In order to reduce rework costs, the base coat needs to be applied to a very consistent and smooth manner with zero variation. This is accomplished by controlling flow rate from the proportioning unit, having fine atomization from the applicator and a very consistent spray pattern provided from a painting robot.

== Future ==
There are multiple ideas people have come up with to increase the presence of painting robots in various industries. One such idea comes from technology professors; an interior wall painting robot. The design aims to make the robots “roller-based” so that it can move freely along walls and apply paint to them. The hope is to get people out of the toxicity of interior painting and decrease the amount of time it takes to finish walls. According to the designers, the robot can be made inexpensively as to make it more commercially available.

CloudPainter is a company that designs robots, whose take on the painting robot shifts from simple filling of color to a robot that has “computational creativity,” and can paint more detailed and original designs. The robot has a 3-D printed paint-head with multiple robotic arms and is programmed with artificial intelligence and deep learning.

A painting robot designed by Shunsuke Kudoh is equipped with fingered hands and stereo vision.
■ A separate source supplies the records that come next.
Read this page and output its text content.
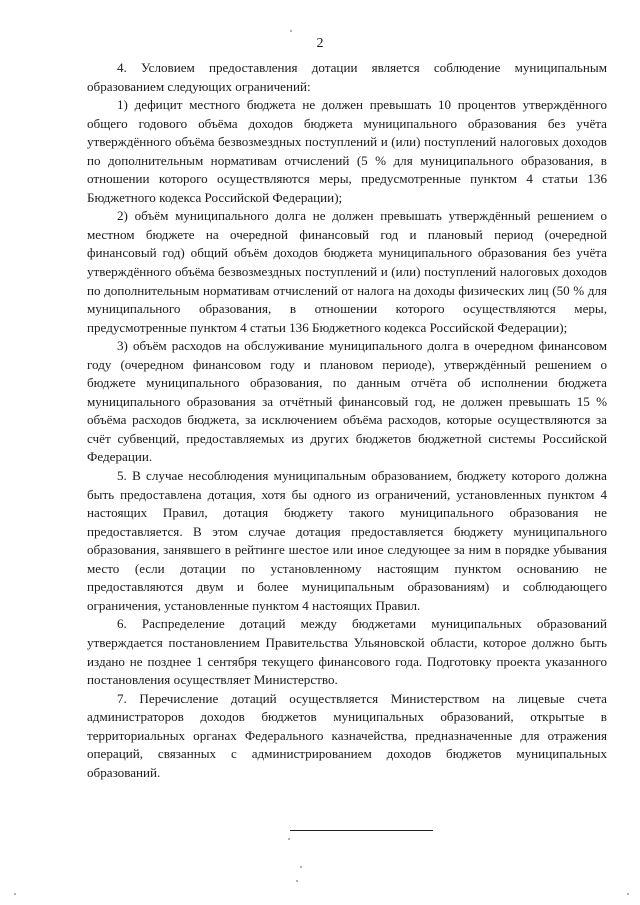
2

4. Условием предоставления дотации является соблюдение муниципальным образованием следующих ограничений:

1) дефицит местного бюджета не должен превышать 10 процентов утверждённого общего годового объёма доходов бюджета муниципального образования без учёта утверждённого объёма безвозмездных поступлений и (или) поступлений налоговых доходов по дополнительным нормативам отчислений (5 % для муниципального образования, в отношении которого осуществляются меры, предусмотренные пунктом 4 статьи 136 Бюджетного кодекса Российской Федерации);

2) объём муниципального долга не должен превышать утверждённый решением о местном бюджете на очередной финансовый год и плановый период (очередной финансовый год) общий объём доходов бюджета муниципального образования без учёта утверждённого объёма безвозмездных поступлений и (или) поступлений налоговых доходов по дополнительным нормативам отчислений от налога на доходы физических лиц (50 % для муниципального образования, в отношении которого осуществляются меры, предусмотренные пунктом 4 статьи 136 Бюджетного кодекса Российской Федерации);

3) объём расходов на обслуживание муниципального долга в очередном финансовом году (очередном финансовом году и плановом периоде), утверждённый решением о бюджете муниципального образования, по данным отчёта об исполнении бюджета муниципального образования за отчётный финансовый год, не должен превышать 15 % объёма расходов бюджета, за исключением объёма расходов, которые осуществляются за счёт субвенций, предоставляемых из других бюджетов бюджетной системы Российской Федерации.

5. В случае несоблюдения муниципальным образованием, бюджету которого должна быть предоставлена дотация, хотя бы одного из ограничений, установленных пунктом 4 настоящих Правил, дотация бюджету такого муниципального образования не предоставляется. В этом случае дотация предоставляется бюджету муниципального образования, занявшего в рейтинге шестое или иное следующее за ним в порядке убывания место (если дотации по установленному настоящим пунктом основанию не предоставляются двум и более муниципальным образованиям) и соблюдающего ограничения, установленные пунктом 4 настоящих Правил.

6. Распределение дотаций между бюджетами муниципальных образований утверждается постановлением Правительства Ульяновской области, которое должно быть издано не позднее 1 сентября текущего финансового года. Подготовку проекта указанного постановления осуществляет Министерство.

7. Перечисление дотаций осуществляется Министерством на лицевые счета администраторов доходов бюджетов муниципальных образований, открытые в территориальных органах Федерального казначейства, предназначенные для отражения операций, связанных с администрированием доходов бюджетов муниципальных образований.
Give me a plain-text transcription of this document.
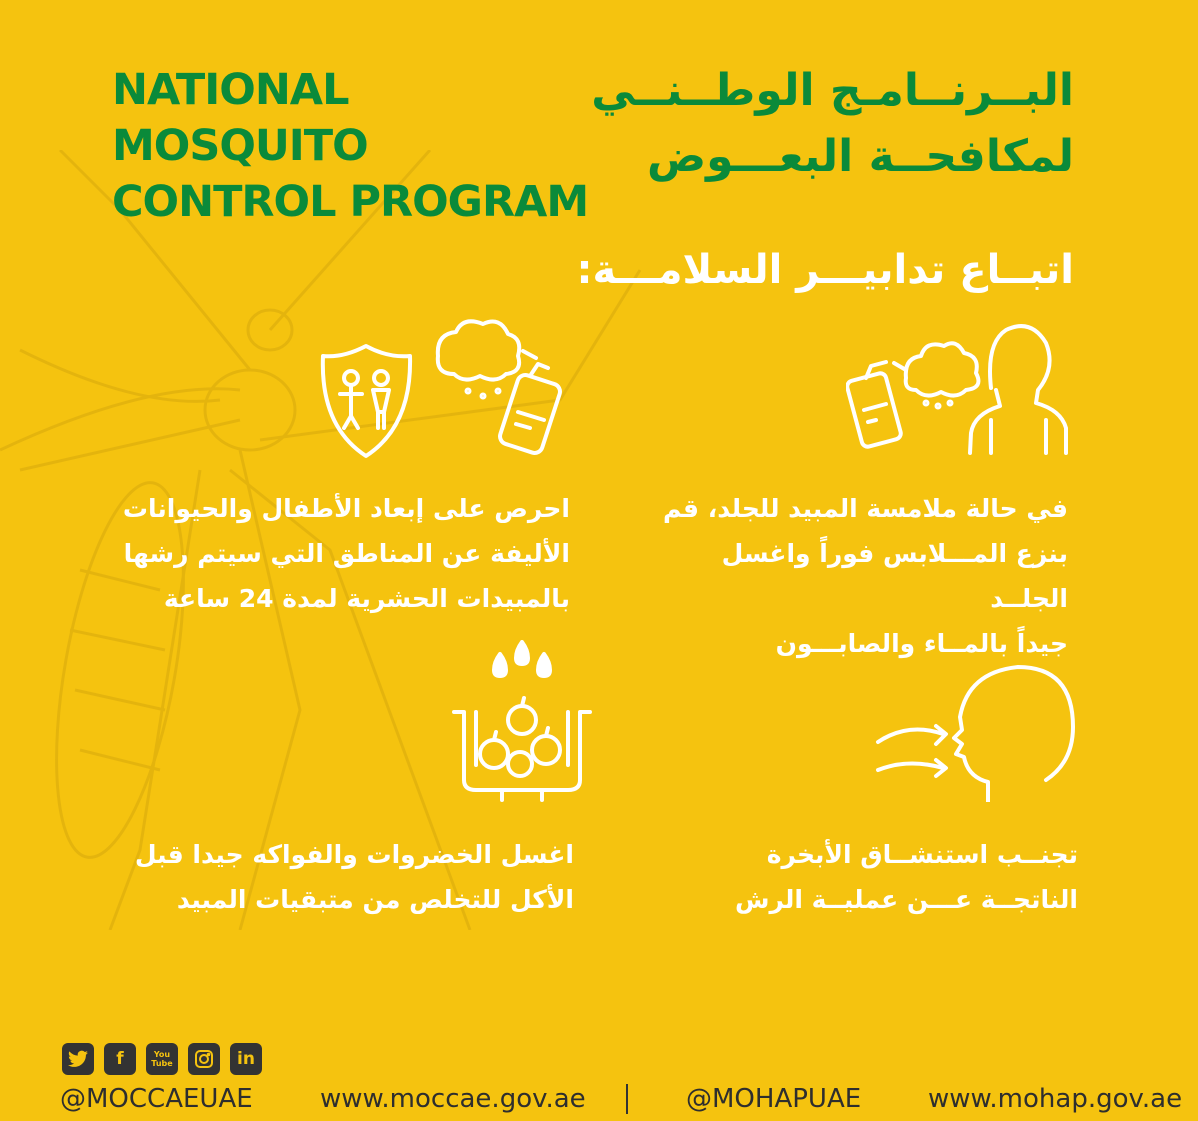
NATIONAL MOSQUITO
CONTROL PROGRAM
البــرنــامـج الوطــنــي
لمكافحــة البعـــوض
اتبــاع تدابيـــر السلامـــة:
في حالة ملامسة المبيد للجلد، قم
بنزع المـــلابس فوراً واغسل الجلــد
جيداً بالمــاء والصابـــون
احرص على إبعاد الأطفال والحيوانات
الأليفة عن المناطق التي سيتم رشها
بالمبيدات الحشرية لمدة 24 ساعة
تجنــب استنشــاق الأبخرة
الناتجــة عـــن عمليــة الرش
اغسل الخضروات والفواكه جيدا قبل
الأكل للتخلص من متبقيات المبيد
f	You Tube	in
@MOCCAEUAE	www.moccae.gov.ae	@MOHAPUAE	www.mohap.gov.ae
It is capable of looking (with a digital camera eye) at an object, then, using its fingers, pick up a paintbrush and copy the object onto a canvas. The robot is relatively small and can paint small things, such as an apple.

Ai-Da, a humanoid robot created by Aidan Meller, is prompted by AI algorithms to create paintings using her robotic arm, a paintbrush, and palette.

Clockwork, a manicurist robot, uses two 3D cameras to paint a fingernail in about 30 seconds.